I’ve been having a think about top-down (a.k.a. outside-in) design during my recent iterative development exercise. In the series I’ve been putting off testing from the client layer down, primarily because GUIs have a reputation for being hard to test and harder to test-drive, and I wanted to make some early, easy progress on the core logic of the game.
I started to think that this approach might be a mistake. I’m dealing with the model that I think we’ll need, not one demanded from the primary client of the model – the GUI. Chad and Ben mentioned in their recent screencast that bottom-up implementation tended to lead to mistaken assumptions about infrastructure required by the top layers. I saw a similar point made on the BDD mailing list by Pat Maddox. Pat wrote (emphasis mine):
“I find an outside-in style of development to be very helpful… It forces you to think of your objects at a high level, so your design is driven by real need, and then you apply your design skills as you go on. When I use a pure bottom-up style, I write more speculative code and go down the wrong path far more often than I’d like. That’s not to say that it’s a problem inherent with that style, but rather a problem that I’ve personally experienced, and have more or less solved by using an outside-in approach.”
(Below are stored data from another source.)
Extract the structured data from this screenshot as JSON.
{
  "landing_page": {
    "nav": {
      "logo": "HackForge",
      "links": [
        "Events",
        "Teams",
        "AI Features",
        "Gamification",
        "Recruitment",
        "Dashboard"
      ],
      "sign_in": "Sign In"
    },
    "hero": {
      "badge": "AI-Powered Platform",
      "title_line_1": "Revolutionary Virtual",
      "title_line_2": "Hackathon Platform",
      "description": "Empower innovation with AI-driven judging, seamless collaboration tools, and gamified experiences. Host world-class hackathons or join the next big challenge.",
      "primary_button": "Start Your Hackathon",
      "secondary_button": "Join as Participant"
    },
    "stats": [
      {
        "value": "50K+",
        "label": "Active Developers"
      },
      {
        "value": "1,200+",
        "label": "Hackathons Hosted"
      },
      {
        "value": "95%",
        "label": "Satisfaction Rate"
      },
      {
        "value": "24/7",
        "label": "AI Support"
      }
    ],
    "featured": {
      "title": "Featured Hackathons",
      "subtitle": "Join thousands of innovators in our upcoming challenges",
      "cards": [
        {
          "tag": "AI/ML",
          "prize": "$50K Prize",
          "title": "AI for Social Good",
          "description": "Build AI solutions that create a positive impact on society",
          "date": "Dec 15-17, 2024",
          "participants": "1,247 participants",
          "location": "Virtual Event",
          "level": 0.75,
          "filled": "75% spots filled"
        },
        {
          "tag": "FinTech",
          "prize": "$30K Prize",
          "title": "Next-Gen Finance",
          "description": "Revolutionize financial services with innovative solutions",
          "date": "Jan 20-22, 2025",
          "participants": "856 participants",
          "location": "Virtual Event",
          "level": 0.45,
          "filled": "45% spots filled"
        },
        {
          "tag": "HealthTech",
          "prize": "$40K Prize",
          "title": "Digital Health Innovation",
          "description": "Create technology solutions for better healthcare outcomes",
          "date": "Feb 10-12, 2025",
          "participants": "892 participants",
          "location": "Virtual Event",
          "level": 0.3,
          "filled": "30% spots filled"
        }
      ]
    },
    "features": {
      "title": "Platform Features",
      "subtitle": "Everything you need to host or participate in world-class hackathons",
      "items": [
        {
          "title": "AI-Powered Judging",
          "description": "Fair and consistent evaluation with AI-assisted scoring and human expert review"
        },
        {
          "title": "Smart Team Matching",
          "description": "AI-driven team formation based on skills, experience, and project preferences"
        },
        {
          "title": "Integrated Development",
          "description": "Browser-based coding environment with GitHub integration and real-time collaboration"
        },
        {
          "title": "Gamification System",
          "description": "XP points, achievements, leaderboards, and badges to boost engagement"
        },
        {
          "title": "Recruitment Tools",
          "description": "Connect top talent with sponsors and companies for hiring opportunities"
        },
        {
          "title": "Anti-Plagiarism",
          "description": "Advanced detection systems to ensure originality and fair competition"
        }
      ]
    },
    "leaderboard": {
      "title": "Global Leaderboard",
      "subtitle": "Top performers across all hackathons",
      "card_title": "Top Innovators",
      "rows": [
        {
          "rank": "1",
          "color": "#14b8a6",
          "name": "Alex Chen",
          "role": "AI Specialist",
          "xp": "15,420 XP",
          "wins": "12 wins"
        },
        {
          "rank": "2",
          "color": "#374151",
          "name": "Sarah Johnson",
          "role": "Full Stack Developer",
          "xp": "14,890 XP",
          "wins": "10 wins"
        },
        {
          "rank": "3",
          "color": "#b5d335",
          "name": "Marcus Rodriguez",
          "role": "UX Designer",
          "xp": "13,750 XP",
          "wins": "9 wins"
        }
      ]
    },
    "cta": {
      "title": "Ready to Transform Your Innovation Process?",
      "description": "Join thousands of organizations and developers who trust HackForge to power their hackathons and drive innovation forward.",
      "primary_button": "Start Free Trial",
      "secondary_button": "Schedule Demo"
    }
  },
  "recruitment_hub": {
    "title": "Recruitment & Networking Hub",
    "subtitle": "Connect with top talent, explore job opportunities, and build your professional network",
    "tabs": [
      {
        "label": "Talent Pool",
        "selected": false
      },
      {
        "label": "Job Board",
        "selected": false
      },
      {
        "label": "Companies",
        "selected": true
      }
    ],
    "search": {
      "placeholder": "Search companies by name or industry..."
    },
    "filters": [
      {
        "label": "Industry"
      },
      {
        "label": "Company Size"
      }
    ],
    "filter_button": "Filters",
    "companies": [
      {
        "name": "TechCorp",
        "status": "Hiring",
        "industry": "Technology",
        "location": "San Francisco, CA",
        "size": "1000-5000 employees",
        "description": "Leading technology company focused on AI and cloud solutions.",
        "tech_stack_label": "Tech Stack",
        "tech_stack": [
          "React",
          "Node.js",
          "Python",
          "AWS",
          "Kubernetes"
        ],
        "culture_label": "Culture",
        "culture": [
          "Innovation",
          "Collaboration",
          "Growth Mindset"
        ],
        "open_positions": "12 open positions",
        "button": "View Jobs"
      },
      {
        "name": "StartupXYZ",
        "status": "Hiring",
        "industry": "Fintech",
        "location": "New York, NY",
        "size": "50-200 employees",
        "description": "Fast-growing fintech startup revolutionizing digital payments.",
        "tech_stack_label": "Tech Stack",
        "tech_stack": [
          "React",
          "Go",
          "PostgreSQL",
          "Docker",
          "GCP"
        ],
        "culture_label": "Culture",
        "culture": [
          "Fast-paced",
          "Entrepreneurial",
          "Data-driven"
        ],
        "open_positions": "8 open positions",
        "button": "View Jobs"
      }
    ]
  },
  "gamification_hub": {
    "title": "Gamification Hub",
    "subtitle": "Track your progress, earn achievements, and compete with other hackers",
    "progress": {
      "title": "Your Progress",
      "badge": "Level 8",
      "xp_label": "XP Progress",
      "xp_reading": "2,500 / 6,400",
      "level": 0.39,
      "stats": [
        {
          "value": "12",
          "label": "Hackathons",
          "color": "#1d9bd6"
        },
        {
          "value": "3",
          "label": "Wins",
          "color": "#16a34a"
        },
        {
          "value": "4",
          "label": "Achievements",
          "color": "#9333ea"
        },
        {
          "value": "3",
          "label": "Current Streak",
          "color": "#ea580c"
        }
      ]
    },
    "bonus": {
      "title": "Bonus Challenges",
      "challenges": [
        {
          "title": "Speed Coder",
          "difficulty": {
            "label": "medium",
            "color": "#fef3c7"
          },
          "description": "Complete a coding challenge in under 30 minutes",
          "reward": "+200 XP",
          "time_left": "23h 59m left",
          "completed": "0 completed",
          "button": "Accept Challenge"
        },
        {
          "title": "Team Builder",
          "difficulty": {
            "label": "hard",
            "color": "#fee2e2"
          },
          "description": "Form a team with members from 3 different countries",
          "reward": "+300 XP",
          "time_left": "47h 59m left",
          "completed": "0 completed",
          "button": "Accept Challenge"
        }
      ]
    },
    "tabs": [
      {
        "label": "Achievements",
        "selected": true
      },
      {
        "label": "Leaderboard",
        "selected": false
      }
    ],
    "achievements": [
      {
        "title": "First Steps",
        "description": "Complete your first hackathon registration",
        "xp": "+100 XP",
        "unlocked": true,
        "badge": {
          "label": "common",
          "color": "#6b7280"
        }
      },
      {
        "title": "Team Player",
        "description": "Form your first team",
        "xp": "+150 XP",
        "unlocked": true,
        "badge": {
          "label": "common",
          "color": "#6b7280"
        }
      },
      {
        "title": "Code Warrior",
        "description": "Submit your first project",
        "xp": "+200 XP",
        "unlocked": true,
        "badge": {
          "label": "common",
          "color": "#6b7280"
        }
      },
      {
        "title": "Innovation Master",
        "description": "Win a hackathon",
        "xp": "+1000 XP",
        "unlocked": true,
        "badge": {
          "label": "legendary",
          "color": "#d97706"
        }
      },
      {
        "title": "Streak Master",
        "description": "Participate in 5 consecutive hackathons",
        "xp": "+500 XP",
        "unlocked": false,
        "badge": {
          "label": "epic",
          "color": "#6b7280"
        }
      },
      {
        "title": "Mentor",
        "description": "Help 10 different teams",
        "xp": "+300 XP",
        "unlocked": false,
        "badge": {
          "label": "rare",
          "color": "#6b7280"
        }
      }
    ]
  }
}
This is opinion is echoed in an unrelated post to the TDD mailing list by Olof Bjarnason:
"I’ve been using TDD [bottom-up] for 2 years now, and it’s been mostly a _great_ experience. The thing that bothers me most with "classic TDD" is that sometimes I build too much functionality in my classes, which isn’t used in the end application after all. Even whole objects are wasted in the worst case."
The view here is that bottom-up design can lead to speculation and waste. By having a design driven directly by the overall, required behaviour, you only implement (and test) things that directly serve that behaviour. This can help eliminate speculative implementations of lower-level behaviour based on what you think the overall required behaviour will be.
Not so fast…
Sounds great! So what about inside-out / bottom-up / middle-out design? Ron Jeffries recently stated on the TDD mailing list that he generally prefers to start with the model (unless the project is simply to build a viewer). Maybe there’s a bit more to it?
Digging further into that thread on the TDD list, there are a number of great points of view on the topic. Some TDD-ists argue that bottom-up design lets you build in small, easy steps, and refactor your way to the required behaviour that you would otherwise start with in top-down design. Others state that this leads to waste – writing code and tests that just get refactored away. Which resulted in a couple of great quotes on the difference between refactored code and waste:
"I suppose we could also call the scaffold we use when constructing a large building as waste, or the safety harnesses as waste." – John Roth to TDD list
"The analogy with scaffolding for a house is an excellent one - there is a lot of "stuff" constructed when building a house, *just* to support the construction - it is then discarded." – Casey Charlton to TDD list
Top-down design can also lead to a "mockist" approach to TDD, where you need to mock all the required dependencies to implement the high level behaviour. This isn’t necessarily a bad thing, but over-reliance on mocking can result in fragile tests. Martin Fowler has a great article on the pros and cons of "classic" and "mockist" TDD.
Enough rambling already!
While planning for part 3 of my recent development exercise I was coming to the conclusion that top-down was the way to go. After looking into it some more I was reminded of a whole host of advantages of bottom-up design. Even more importantly it reminded me that there is no silver bullet, and there are times when either, or a mix of both, approaches are fine. All this started to sound familiar, so firing up Google I noticed that I had read something to this effect in Jeremy Miller’s excellent (as usual) post on the topic (search for “Bottom Up versus Top Down”, although the whole post is worth reading).
I think the most important conclusion I’ve reached during this ramble is that if you are working in iterations to deliver a complete slice of the application (top and bottom) then you’re never going to go too far wrong. Any “waste” from a bottom-up approach will be minimal as you’ll be working toward and implementing the top almost immediately. And you’ll still end up with higher-level behaviour specified with unit tests. Likewise starting top-down you’ll still get the advantages of designing in small steps, particularly as you drive down into the design.